More of us are interested in where our food is produced and the route it takes from the producer to where we shop. If we can, we’d also like to support our local farmers. But there’s a feeling we are not able to do very much…
Now, a new scheme in the Peak District means consumers can choose to buy locally produced meat, be confident it is farmed responsibly and support local business too.
Peak District Butchers – coordinated by Sheila Russell from the University of Derby Buxton’s Devonshire Campus – encompasses a network of butchers in the Peak District who sell meat produced locally on farms that contribute to the conservation of our internationally important landscape.
Sue Prince, Project Consultant to Food From The Peak District – which champions local food, said: "Chefs like Jamie Oliver have opened our eyes to the crazy things that happen in our food chain. Now, as a result, we feel impassioned and empowered to choose excellent local food benefiting the environment and local businesses. If we do this, we all win!"
When you walk into a butcher’s shop which is part of the Peak District Butchers scheme, you can be sure that you’re buying food produced on local farms that care for the landscape of the Peak District.
It’s a rewarding opportunity for everyone to support local butchers and farmers and to play a part in protecting the local environment. It’s also a tasty way to save food miles – you know the lamb you’re eating hasn’t been flown from the other side of the world and transported by road from airport to warehouse to shop. And it’s a fascinating way to get to know about local farms.
Those local butchers supporting local farmers through the Peak District Butchers scheme are helping to make a significant contribution to the local economy.
In 2004 Justin Sacks from the Connected Economies Programme of the New Economics Foundation reported – in his paper, Plugging The Leaks– that spending locally has an effect that multiplies benefits.
They found that every £10 spent on locally produced food gets re-spent locally and leads to £25.90 being invested back into the local economy, whereas £10 spent in a supermarket that does not make it a priority to buy from local suppliers contributes just £14 to the local economy.
If every person, tourist and business switched one per cent of their current spending to local products, it has been calculated that this action would put an extra £1million into the local economy every week.
Sue explains that the Peak District Butchers scheme aligns very well with new national initiatives on agriculture. "What we’re trying to do is add value to the Government’s new raft of legislation on farming and the environment."
Meat supplied through the Peak District Butchers scheme will have been reared on identified farms that care for the Peak District landscape.

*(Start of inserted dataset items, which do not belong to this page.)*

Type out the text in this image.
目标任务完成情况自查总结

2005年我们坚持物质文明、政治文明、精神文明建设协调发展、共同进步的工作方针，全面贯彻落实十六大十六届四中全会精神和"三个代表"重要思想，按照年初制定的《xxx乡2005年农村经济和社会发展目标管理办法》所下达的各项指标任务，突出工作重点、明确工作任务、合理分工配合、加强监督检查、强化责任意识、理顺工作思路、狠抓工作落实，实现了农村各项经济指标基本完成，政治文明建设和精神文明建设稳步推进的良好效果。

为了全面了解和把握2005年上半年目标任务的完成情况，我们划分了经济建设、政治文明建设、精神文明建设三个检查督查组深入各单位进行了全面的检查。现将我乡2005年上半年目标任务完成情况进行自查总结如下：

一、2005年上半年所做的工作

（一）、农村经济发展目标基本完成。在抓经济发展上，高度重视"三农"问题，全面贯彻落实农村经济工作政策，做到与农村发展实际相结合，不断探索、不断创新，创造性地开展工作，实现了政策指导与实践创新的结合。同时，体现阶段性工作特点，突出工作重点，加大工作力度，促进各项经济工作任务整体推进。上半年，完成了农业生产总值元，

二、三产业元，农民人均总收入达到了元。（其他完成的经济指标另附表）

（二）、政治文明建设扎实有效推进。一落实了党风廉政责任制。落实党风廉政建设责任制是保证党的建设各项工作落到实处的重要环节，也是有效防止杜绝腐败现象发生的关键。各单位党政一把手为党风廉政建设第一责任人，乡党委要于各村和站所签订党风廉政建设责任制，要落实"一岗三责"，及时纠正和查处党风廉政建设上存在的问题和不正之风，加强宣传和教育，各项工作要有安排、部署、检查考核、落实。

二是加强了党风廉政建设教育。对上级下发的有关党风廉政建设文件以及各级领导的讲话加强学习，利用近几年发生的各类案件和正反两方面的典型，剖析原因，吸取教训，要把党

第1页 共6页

Farms supplying the Peak District Butchers scheme must comply with all relevant legislation. Lambs should be born in the Peak District and spend at least their last 60 days on a Peak District farm. Beef cattle should spend at least their last three months on the supplying farm in the Peak District.
Sheila Russell, the scheme’s coordinator, says: "The Peak District Butchers scheme is as much a call to farmers as it is to consumers. If you’re a farmer who has already signed up to one of these schemes and you would like to feature in a local sourcing directory used by our butchers, contact me on 01332 594606, or email s.a.russell@derby.ac.uk."
-ends-
Notes to editors:
Meat supplied through the Peak District Butchers scheme will have been reared on identified farms that care for the Peak District landscape under one of the following whole farm schemes:
- Entry Level Stewardship (ELS)
- Organic Entry Level Stewardship (OELS)
- Higher Level Stewardship (HLS)
- Countryside Stewardship Scheme (CSS )
- Environmentally Sensitive Area (ESA)
- Peak District Environmental Quality Mark (EQM)
- Other Organic Certification.
These schemes aim to safeguard the existing landscape. In varying degrees, they schemes conserve wildlife, enhance landscape quality and character, protect the historic environment and natural resources, and promote public access and understanding of the countryside.